The union by its very character plays a facilitating role in promoting international cooperation in crystallography. Exciting work in crystallography continues today all across the world due to inspired and hard working individuals and the funding mechanisms in place in the government and private sectors of various countries. The IUCr does not influence this process, and indeed it should not. Some funding bodies of nations also have schemes for bilateral international cooperation. What can the IUCr do to facilitate international cooperation that other organizations cannot? How can it make a difference, with the modest monetary outlays that are available?

Why is international cooperation important? Science is universal but the ways in which scientists try to achieve its goals can be subtly yet significantly different in different countries and cultures. International cooperation makes it possible to synergise these very local effects for the overall good. All countries, be they rich or poor, benefit from international scientific cooperation. All three modes of activity, north-north, north-south and south-south, need to be encouraged.

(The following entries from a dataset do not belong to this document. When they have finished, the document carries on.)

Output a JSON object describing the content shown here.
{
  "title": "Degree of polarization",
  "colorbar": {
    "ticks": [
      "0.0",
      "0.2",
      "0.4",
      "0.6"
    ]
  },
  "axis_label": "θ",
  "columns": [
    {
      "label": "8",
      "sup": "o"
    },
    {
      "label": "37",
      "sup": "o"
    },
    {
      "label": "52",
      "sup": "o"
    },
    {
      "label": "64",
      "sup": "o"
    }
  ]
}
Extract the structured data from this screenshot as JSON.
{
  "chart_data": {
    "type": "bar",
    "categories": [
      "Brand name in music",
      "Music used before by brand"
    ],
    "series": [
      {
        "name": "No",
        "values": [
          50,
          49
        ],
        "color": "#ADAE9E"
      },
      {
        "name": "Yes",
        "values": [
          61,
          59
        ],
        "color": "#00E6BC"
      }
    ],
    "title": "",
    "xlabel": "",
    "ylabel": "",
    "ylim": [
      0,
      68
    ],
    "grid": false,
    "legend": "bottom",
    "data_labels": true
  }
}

It is important that crystallography is encouraged in parts of the world where scientific enterprise is still not well developed. The Africa committee, chaired by Claude Lecomte, has now come up with a set of recommendations that the executive committee is considering. There are good groups in South Africa, Egypt, Tunisia, Morocco and Algeria and also some crystallographic associations. The needs of each country are different. The Maghreb countries need equipment more than teaching schools. A country like Cameroon possibly needs teaching schools initially. African crystallographers need to be taught by experts. Depending on the country of origin, African students go to say, France, England, Germany, Belgium or latterly to North America for higher studies. But they are often not able to practise their subject to their satisfaction when they return home; therefore there is a tendency to remain abroad. This brain drain is nothing new and Asian countries have experienced it in the past. The IUCr would like to facilitate matters so that a qualified African student is able to work with dignity in his or her home country. One possibility is to select some pilot universities and introduce crystallography teaching and research, make links between these pilot universities (south-south cooperation) and encourage them to start sub-regional crystallographic associations. The IUCr can identify the best young researchers in these countries and encourage them to spend some time in laboratories in more well-endowed countries and also attend international meetings.

Another initiative that has been mooted to the regional associates is that the IUCr may be willing to support the travel and subsistence of up to five students or post-docs to attend meetings of a regional associate other than the one to which their country of residence belongs. In effect, IUCr would support up to 15 students every year. A student from Germany for example may wish to attend the AsCA meeting being held this year in Adelaide, or a post-doc from Korea may want to attend the August ACA meeting in Boston. Some of our strongest and most important academic connections are the ones we make early in our research life. Just travelling to a country far away is an education in itself, and if one is able to travel in the context of one’s research work, so much the better. The regional associates have responded enthusiastically to this scheme and the executive committee is working out the modalities for its operation.

In the end, however, our financial commitments will depend on the union’s income and this depends critically on the scientific health of our journals and other publications. The IUCr is all of you and I would invite you to send your next exciting manuscript to one of the IUCr journals, whether you consider yourself a physicist, a chemist or a biologist. I would also like to ask those of you who are interested in writing a book to submit a proposal to the book series committee.